Even in their freedom, fear lingered.
Refusing to Be Silent
Despite all she endured, Mae was not quiet. Until her death in 2014, she lectured alongside Harrell, telling her story to ensure others would not forget — or deny — that this had happened in the United States of America.
“I told you my story because I have no fear in my heart,” Mae once told Harrell. “What can any living person do to me? There is nothing that can be done to me that hasn’t already been done.”
Through Harrell’s work, and Mae’s bravery, we are reminded that the abolition of slavery on paper did not guarantee liberation in practice.
Hidden away on isolated farms across the South, countless African Americans like Mae lived, labored, and suffered as property long after they were promised freedom.
Not An Isolated Story
Mae’s is not the only account.
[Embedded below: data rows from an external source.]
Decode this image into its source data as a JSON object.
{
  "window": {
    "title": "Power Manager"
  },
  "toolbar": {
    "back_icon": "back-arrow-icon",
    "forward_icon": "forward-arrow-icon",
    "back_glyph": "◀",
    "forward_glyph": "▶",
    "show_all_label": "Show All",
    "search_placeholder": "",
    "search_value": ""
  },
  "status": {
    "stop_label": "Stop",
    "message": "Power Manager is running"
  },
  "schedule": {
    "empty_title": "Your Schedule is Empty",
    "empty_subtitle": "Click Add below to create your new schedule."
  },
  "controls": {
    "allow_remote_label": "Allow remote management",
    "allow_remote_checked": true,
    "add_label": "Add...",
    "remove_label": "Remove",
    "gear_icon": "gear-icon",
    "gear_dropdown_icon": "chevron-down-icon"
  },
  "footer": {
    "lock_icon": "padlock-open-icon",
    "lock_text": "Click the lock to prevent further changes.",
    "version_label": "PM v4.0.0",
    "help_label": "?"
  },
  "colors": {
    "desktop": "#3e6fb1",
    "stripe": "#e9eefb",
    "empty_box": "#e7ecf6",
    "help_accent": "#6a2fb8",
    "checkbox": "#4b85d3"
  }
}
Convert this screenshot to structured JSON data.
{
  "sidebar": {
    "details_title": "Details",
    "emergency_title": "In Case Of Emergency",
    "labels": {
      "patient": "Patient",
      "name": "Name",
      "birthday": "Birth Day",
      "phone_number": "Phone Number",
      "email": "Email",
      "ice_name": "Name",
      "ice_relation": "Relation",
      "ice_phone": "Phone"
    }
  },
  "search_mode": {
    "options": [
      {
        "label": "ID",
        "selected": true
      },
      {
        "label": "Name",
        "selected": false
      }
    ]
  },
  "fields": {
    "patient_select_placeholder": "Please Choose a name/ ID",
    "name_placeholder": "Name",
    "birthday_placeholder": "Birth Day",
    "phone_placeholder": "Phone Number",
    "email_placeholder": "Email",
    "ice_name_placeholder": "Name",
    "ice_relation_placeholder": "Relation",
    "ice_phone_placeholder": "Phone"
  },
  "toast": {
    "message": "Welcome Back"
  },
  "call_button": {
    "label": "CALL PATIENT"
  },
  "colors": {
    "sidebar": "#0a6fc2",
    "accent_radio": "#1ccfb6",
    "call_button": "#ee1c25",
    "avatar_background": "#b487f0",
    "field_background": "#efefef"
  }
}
In St. Charles Parish, Louisiana, Harrell interviewed over 20 people who lived in similar bondage into the 1950s and ’60s. Sharecropping, debt peonage, and racial terror ensured that slavery simply adapted rather than disappeared.
Many survivors remained silent for decades, scared of retaliation in communities still controlled by descendants of former plantation owners. And though some may argue that these stories are rare, Harrell insists otherwise: “These stories are more common than you think.”
A Call to Truth
Mae Miller’s story is not just a chapter of buried history — it’s a demand for truth-telling. Her legacy, and the continuing work of people like Antoinette Harrell, challenge us to confront the realities that traditional textbooks and public memory often erase.
What happened to Mae and her family wasn’t an accident. It was a system — brutal, intentional, and long ignored.
And until every story like Mae’s is heard, remembered, and honored, America’s story of freedom will remain incomplete.